Come si vede però i fattori in gioco nel titolo sono invertiti come a significare che è difficile stabilire, alla fin fine, se nell’ordine dell’”approccio neuronale” alla conoscenza arrivi prima l’uno o l’altro o l’altro ancora.
E infatti l’autore pone immediatamente la questione principale che è quella della percezione e del “cosa significa” percepire e dunque di come siamo consapevoli della nostra esistenza.

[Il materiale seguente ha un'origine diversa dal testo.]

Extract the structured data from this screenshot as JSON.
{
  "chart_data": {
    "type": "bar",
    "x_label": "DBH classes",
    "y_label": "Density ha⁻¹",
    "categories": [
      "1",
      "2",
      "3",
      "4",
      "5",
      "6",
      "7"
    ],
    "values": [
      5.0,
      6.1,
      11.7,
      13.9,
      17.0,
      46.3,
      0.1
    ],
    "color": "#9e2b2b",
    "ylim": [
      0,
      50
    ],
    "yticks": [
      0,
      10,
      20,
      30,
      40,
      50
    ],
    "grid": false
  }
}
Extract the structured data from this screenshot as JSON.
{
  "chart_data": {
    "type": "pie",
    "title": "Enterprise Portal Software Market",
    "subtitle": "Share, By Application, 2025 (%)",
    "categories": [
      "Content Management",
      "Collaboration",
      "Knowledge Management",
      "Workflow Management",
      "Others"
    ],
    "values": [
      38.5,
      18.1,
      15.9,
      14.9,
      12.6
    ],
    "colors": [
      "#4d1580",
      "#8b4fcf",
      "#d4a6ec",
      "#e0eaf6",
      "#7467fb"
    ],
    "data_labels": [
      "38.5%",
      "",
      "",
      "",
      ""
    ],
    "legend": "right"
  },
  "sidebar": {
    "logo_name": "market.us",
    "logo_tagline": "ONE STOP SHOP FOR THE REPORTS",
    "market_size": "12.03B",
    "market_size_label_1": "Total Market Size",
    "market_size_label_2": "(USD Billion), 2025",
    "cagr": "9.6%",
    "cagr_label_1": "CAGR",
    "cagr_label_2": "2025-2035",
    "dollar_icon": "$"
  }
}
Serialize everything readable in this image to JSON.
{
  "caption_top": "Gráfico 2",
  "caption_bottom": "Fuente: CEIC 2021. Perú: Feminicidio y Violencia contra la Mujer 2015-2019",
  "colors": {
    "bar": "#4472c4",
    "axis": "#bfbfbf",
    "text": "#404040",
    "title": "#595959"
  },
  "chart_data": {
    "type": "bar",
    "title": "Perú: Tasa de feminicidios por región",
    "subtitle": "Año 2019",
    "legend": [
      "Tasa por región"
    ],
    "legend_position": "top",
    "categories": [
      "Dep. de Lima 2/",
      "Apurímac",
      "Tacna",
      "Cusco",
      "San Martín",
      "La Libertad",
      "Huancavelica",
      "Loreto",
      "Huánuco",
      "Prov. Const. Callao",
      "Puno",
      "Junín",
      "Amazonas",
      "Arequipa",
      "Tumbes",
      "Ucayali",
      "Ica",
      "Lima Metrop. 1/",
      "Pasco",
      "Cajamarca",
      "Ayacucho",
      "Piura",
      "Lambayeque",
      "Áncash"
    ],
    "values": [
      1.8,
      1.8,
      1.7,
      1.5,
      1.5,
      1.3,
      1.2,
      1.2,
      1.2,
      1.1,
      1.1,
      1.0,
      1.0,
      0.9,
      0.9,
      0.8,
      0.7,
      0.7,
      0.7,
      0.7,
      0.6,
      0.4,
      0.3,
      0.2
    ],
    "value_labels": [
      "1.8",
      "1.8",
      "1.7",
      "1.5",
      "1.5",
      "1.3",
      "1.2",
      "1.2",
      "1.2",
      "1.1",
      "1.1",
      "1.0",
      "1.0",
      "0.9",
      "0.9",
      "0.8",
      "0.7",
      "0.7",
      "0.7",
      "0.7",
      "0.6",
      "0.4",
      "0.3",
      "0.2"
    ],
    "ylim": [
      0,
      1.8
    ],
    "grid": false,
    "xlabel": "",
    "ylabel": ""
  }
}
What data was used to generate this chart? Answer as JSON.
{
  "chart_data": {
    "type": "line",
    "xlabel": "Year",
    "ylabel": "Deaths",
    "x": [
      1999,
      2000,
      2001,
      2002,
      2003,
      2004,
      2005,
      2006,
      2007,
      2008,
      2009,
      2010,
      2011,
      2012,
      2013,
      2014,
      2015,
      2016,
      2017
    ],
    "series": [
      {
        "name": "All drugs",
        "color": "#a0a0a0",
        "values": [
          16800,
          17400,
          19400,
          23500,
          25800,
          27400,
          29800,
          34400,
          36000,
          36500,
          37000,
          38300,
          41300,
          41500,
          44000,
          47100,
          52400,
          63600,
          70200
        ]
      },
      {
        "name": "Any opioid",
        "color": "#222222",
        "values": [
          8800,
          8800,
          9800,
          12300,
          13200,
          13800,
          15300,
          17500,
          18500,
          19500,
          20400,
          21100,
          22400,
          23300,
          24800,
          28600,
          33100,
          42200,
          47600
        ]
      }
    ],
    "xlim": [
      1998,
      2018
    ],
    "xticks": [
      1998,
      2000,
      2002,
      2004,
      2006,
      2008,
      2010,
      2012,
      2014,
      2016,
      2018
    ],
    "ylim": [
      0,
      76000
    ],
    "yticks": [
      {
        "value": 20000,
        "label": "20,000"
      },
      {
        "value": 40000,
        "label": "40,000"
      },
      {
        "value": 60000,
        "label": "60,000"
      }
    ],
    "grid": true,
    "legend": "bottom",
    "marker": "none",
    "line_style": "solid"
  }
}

Sono, ci dice, gli stessi problemi che si poneva Socrate e che furono ripresi da Platone. Il collegamento è  dunque con la filosofia delle origini, di poco successiva a quella “essenziale” degli elementi, quella che viene prima di quella con la quale si cercò di ridurre tutto a ragione. Invece “giustamente” Platone ancora “considerava  il bello, il buono e il vero come essenze celesti, o idee, indipendenti e tuttavia così intrecciate da risultare inseparabili. Il buono è vero, che è il bello.”
Il tutto connesso e rapportato intimamente alla materiale consistenza dell’uomo e, come la neuroscienza ci sta spiegando da un po’ di tempo,  al nostro cervello.
Da qui la fondamentale importanza dell’estetica nella vicenda umana e la sua natura ontica di caposaldo nella storia del pensiero.